① August 24th. In addition, people have also noticed that recently he seems to hate Egyptian women and Gypsy women even more, and even asked the bishop to issue an order to expressly prohibit Gypsy women from coming to the church square to dance and beat the tambourine; at the same time, he also consulted the moldy files of the Inquisition Collect cases where witches and witches were sentenced to be burned or hanged for conspiring with a he-goat, sow or she-goat for witchcraft. Six unpopular We have already said that the archdeacon and the bell ringer were very unpopular among the people large and small around Notre-Dame.Whenever Claude and Quasimodo went out together—as was often the case—as soon as people saw their servants following their master, they walked together through the cool, narrow, dark spaces between the houses around Notre-Dame. On the streets, they will be abused and ridiculed along the way.Unless Claude Frollo walked with head held high, with a stern, even majestic expression on his face, the jeers were too intimidated to make a sound, which was rarely the case.In their neighbourhood, the two men were like what Rainier called the two "poets": all kinds of people followed the poets, like the orioles twittering after the owls.
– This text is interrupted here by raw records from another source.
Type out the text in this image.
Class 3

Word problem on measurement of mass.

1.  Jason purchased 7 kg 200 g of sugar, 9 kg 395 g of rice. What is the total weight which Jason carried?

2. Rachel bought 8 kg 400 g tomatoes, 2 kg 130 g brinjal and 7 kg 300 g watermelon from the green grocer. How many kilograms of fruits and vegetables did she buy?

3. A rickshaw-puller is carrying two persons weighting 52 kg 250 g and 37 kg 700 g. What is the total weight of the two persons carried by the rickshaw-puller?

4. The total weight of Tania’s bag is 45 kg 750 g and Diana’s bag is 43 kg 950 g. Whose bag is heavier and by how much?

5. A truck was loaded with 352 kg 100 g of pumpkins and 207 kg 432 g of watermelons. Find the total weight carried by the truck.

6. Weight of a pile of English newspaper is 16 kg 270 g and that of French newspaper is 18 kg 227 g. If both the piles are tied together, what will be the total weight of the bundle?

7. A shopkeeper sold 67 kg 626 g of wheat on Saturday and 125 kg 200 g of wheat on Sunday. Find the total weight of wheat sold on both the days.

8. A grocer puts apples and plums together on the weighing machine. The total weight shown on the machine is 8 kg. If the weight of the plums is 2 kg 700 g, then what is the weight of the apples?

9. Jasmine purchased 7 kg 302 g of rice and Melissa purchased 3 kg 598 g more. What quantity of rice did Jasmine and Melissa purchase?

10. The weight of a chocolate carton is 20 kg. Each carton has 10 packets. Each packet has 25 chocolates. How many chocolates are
① Rainier (1573-1613): French poet. Now there is a naughty little rascal, who, for the sake of being poor and happy, is willing to risk his life and property to drive a pin into Quasimodo's hunchback; It was thick enough, and deliberately approached to wipe Priest Claude's black robe with his body, and hummed a mocking tune at him: Hide, hide, the devil has caught him.Sometimes a group of sharp-toothed old women, squatting on the steps of a dark porch, saw the archdeacon and the bell-ringer pass by, and would clamor, grunt, and express nonsense. Welcome: "Well! Here are two men: the soul of the one is as queer as the body of the other!" Or else, a gang of schoolboys and foot soldiers playing hopscotch, standing together and saluting them in the traditional way, To taunt in Latin: Alas!Hey!Claude and the Cripple.

However, nine times out of ten, the priest and clock husband could not hear this kind of scolding. Quasimodo was too deaf, and Claude was too brooding to hear these beautiful words. ① The original text is Latin.